“Le chrysanthème et le sabre”, comprendre le Japon depuis les États-Unis

Le Pentagone a commandé cet ouvrage à Ruth Benedict afin de décortiquer la mentalité japonaise et préparer la future occupation du pays.

12.10.2021

TexteClémence Leleu

© Éditions Picquier

Le chrysanthème et le sabre est un ouvrage ambivalent et dont la publication a été beaucoup discutée. Pour le comprendre, il suffit de poser le contexte : nous sommes en 1944 et la guerre du Pacifique fait rage. Le Pentagone, quartier général du ministère de la Défense américain, commence à mettre au point une stratégie d’occupation du Japon, en cas de victoire. Problème, la société et les mentalités japonaises leur restent presque inconnues. C’est ainsi que l’on demande à Ruth Benedict, célèbre anthropologue américaine, de publier un rapport précis sur le sujet. Seulement, Ruth Benedict n’a jamais mis un pied au Japon, ne l’a jamais étudié et n’en parle pas la langue. Et en pleine guerre, il lui est bien impossible de s’y rendre. 

Pourtant, un an plus tard Ruth Benedict rend son rapport alors que la guerre n’est pas encore terminée.

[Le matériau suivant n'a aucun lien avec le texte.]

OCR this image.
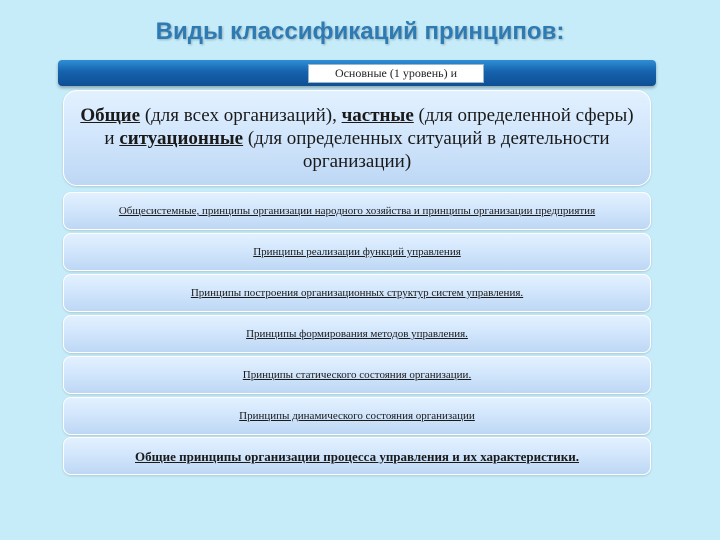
Виды классификаций принципов:
Основные (1 уровень) и
Общие (для всех организаций), частные (для определенной сферы) и ситуационные (для определенных ситуаций в деятельности организации)
Общесистемные, принципы организации народного хозяйства и принципы организации предприятия
Принципы реализации функций управления
Принципы построения организационных структур систем управления.
Принципы формирования методов управления.
Принципы статического состояния организации.
Принципы динамического состояния организации
Общие принципы организации процесса управления и их характеристики.
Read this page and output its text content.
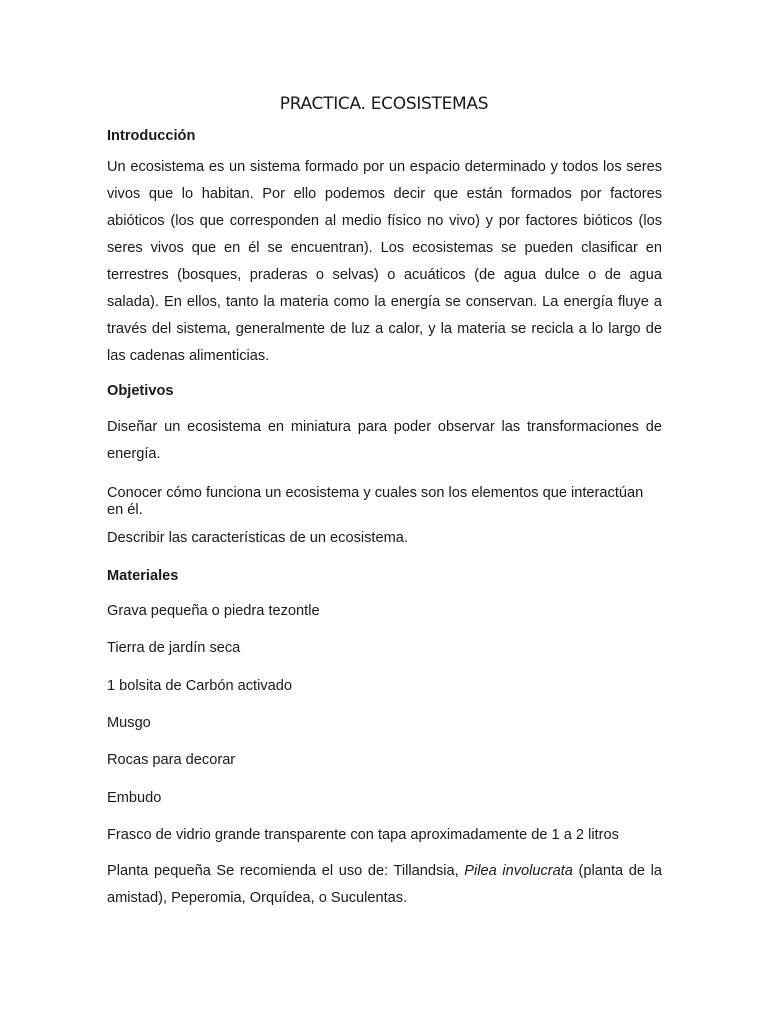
PRACTICA. ECOSISTEMAS
Introducción
Un ecosistema es un sistema formado por un espacio determinado y todos los seres vivos que lo habitan. Por ello podemos decir que están formados por factores abióticos (los que corresponden al medio físico no vivo) y por factores bióticos (los seres vivos que en él se encuentran). Los ecosistemas se pueden clasificar en terrestres (bosques, praderas o selvas) o acuáticos (de agua dulce o de agua salada). En ellos, tanto la materia como la energía se conservan. La energía fluye a través del sistema, generalmente de luz a calor, y la materia se recicla a lo largo de las cadenas alimenticias.
Objetivos
Diseñar un ecosistema en miniatura para poder observar las transformaciones de energía.
Conocer cómo funciona un ecosistema y cuales son los elementos que interactúan en él.
Describir las características de un ecosistema.
Materiales
Grava pequeña o piedra tezontle
Tierra de jardín seca
1 bolsita de Carbón activado
Musgo
Rocas para decorar
Embudo
Frasco de vidrio grande transparente con tapa aproximadamente de 1 a 2 litros
Planta pequeña Se recomienda el uso de: Tillandsia, Pilea involucrata (planta de la amistad), Peperomia, Orquídea, o Suculentas.
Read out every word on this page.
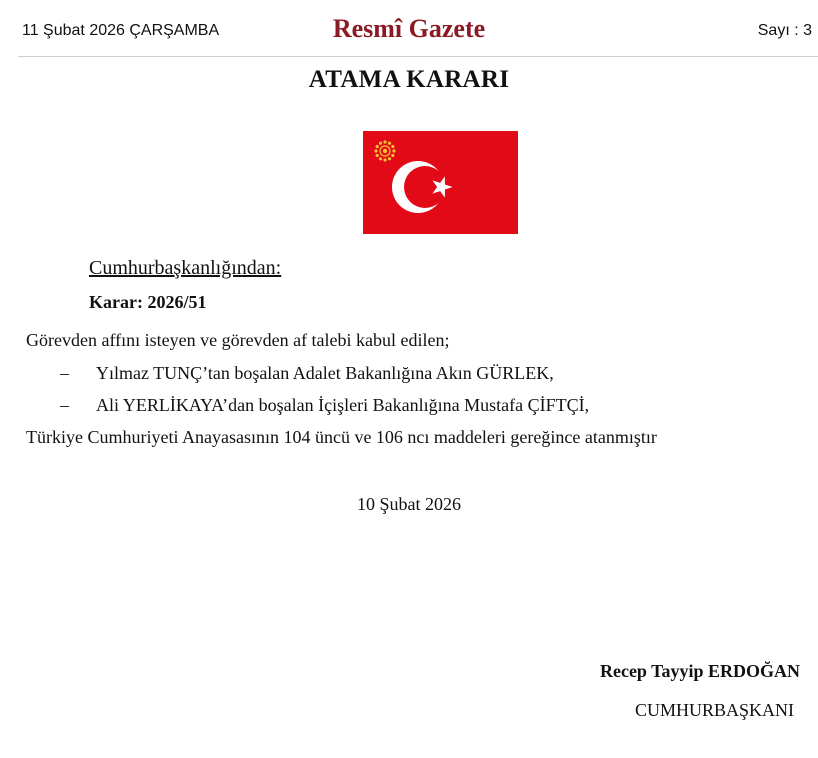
11 Şubat 2026 ÇARŞAMBA	Resmî Gazete	Sayı : 3
ATAMA KARARI
Cumhurbaşkanlığından:
Karar: 2026/51
Görevden affını isteyen ve görevden af talebi kabul edilen;
– Yılmaz TUNÇ’tan boşalan Adalet Bakanlığına Akın GÜRLEK,
– Ali YERLİKAYA’dan boşalan İçişleri Bakanlığına Mustafa ÇİFTÇİ,
Türkiye Cumhuriyeti Anayasasının 104 üncü ve 106 ncı maddeleri gereğince atanmıştır
10 Şubat 2026
Recep Tayyip ERDOĞAN
CUMHURBAŞKANI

Un rapport qui s’appuie sur divers matériaux : de la littérature traduite, des films d’avant-guerre et des entretiens menés exclusivement avec des prisonniers de guerre et des immigrés japonais internés. Cet ouvrage — publié en 1946 et dont les conclusions ont souvent été remises en question par la suite tant il lui manque un travail de terrain — devient, à sa traduction en japonais en 1948, un best-seller dans l’archipel. 

 

Ne pas toucher à l’Empereur

Ruth Benedict y déploie sa thèse principale : chaque être humain répond aux stimuli divers à travers le prisme de la culture. La société règle les manières de penser et d’agir, tandis que la culture est la morale qui forge les valeurs. Elle décrit également le modèle sociétal japonais qui serait fondé autour de notions principales dont l’obligation, la dette et le devoir. Mais aussi la honte, qui selon elle est un pivot : les Japonais se tiendraient et agiraient conformément  aux codes appris dès lors qu’ils sont en public. Une conformité aux codes qui s’efface une fois chacun à l’abri des regards. 

Un rapport qui a eu un poids politique majeur puisqu’une des recommandations de l’autrice fut particulièrement suivie par le pouvoir américain. Ruth Benedict y écrivait qu’il était primordial de ne pas toucher à la figure politique impériale après l’occupation. Le général Douglas MacArthur la suivit, l’empereur Hirohito fut ainsi exempté de toute poursuite pour crime de guerre. 

Le chrysanthème et le sabre, un titre fort en symboles — le chrysanthème étant celui du pouvoir impérial tandis que le sabre est celui de la tradition samouraï — est un ouvrage qui éclaire à la fois une période et un contexte historique, mais qu’il est nécessaire de replacer dans son contexte : celui d’un exercice réalisé depuis les États-Unis, avec une vision souvent parcellaire de ce qu’est un citoyen japonais.  

 

Le chrysanthème et le sabre (1946), un ouvrage de Ruth Benedict publié aux éditions Picquier.